I have the following source code. I upload a csv file and write to a table in BigQuery. I need to include code that only that csv file can be saved in the table if there are 5 rows in the csv. If there are not 5 rows, stop the process.
code
with open('/tmp/{}'.format(input_file), "r") as csvfile:
lines = len(list(csvfile))-1
csvfile.seek(0)
reader = csv.reader(csvfile)
for i, row in enumerate(reader):
# add header
if add_header:
if (i == 0):
header_value = row[0:]
lst_csvfile.append(header_value)
add_header = False
# add rows
if (i > 0):
# transform cpf
new_row = [trata_cpf(row[0]), row[1], row[2]]
lst_csvfile.append(new_row)
# write gcs
db_data.to_csv('/tmp/{}'.format(input_file) ,index=False)
gcs_upload('{}'.format(input_file), '/tmp/{}'.format(input_file), gcs_bucket_temp)
print('Encrypt File DONE: {}'.format(input_file))
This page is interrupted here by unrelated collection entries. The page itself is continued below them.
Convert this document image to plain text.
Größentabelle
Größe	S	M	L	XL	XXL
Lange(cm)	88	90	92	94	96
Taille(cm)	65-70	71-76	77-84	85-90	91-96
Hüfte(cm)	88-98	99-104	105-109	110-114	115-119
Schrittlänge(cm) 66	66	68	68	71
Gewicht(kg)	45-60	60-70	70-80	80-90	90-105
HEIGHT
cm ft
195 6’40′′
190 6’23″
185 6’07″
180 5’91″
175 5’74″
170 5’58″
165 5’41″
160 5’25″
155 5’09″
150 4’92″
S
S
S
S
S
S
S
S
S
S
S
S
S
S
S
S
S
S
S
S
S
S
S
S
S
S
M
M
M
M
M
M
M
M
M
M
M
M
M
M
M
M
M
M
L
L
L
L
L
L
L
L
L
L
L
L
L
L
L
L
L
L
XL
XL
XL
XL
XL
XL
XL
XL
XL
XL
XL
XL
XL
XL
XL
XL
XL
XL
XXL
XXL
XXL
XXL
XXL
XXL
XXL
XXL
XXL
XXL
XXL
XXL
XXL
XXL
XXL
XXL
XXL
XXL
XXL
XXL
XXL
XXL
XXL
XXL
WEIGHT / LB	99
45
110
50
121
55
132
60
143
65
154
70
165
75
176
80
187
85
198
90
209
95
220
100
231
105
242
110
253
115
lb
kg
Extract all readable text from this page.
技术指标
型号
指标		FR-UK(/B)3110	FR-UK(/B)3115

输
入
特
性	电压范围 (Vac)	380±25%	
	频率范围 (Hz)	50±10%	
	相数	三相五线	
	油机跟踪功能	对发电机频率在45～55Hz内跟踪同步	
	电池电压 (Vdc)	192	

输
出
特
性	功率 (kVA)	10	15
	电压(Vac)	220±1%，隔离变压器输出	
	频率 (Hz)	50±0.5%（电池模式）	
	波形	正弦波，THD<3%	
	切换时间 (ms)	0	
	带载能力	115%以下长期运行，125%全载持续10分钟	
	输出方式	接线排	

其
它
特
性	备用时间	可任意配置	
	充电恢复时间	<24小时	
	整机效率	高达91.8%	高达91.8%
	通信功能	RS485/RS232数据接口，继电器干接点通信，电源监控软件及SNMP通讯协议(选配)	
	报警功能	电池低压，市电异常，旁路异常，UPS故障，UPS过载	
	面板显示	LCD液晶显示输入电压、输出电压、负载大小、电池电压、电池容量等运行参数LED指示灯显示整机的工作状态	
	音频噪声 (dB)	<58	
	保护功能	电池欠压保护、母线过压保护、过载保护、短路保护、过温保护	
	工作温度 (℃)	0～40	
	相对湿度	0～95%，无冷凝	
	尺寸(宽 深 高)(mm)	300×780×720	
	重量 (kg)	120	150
You have the right idea here using lines = len(list(csvfile))-1
to determine how many non-header lines (records) there are in the file. You can add a simple if statement to skip the loop or return from the method:
with open('/tmp/{}'.format(input_file), "r") as csvfile:
lines = len(csvfile.readlines()) - 1
csvfile.seek(0)
reader = csv.reader(csvfile)
if lines < 5:
return # assuming you do not want the last 3 lines to execute
for i, row in enumerate(reader):
# rest of code
if you need the final lines to execute wrap in an else statement:
lines = len(csvfile.readlines()) - 1
csvfile.seek(0)
reader = csv.reader(csvfile)
if lines >= 5:
for i, row in enumerate(reader):
# rest of code
# write gcs
db_data.to_csv('/tmp/{}'.format(input_file) ,index=False)
gcs_upload('{}'.format(input_file), '/tmp/{}'.format(input_file), gcs_bucket_temp)
print('Encrypt File DONE: {}'.format(input_file))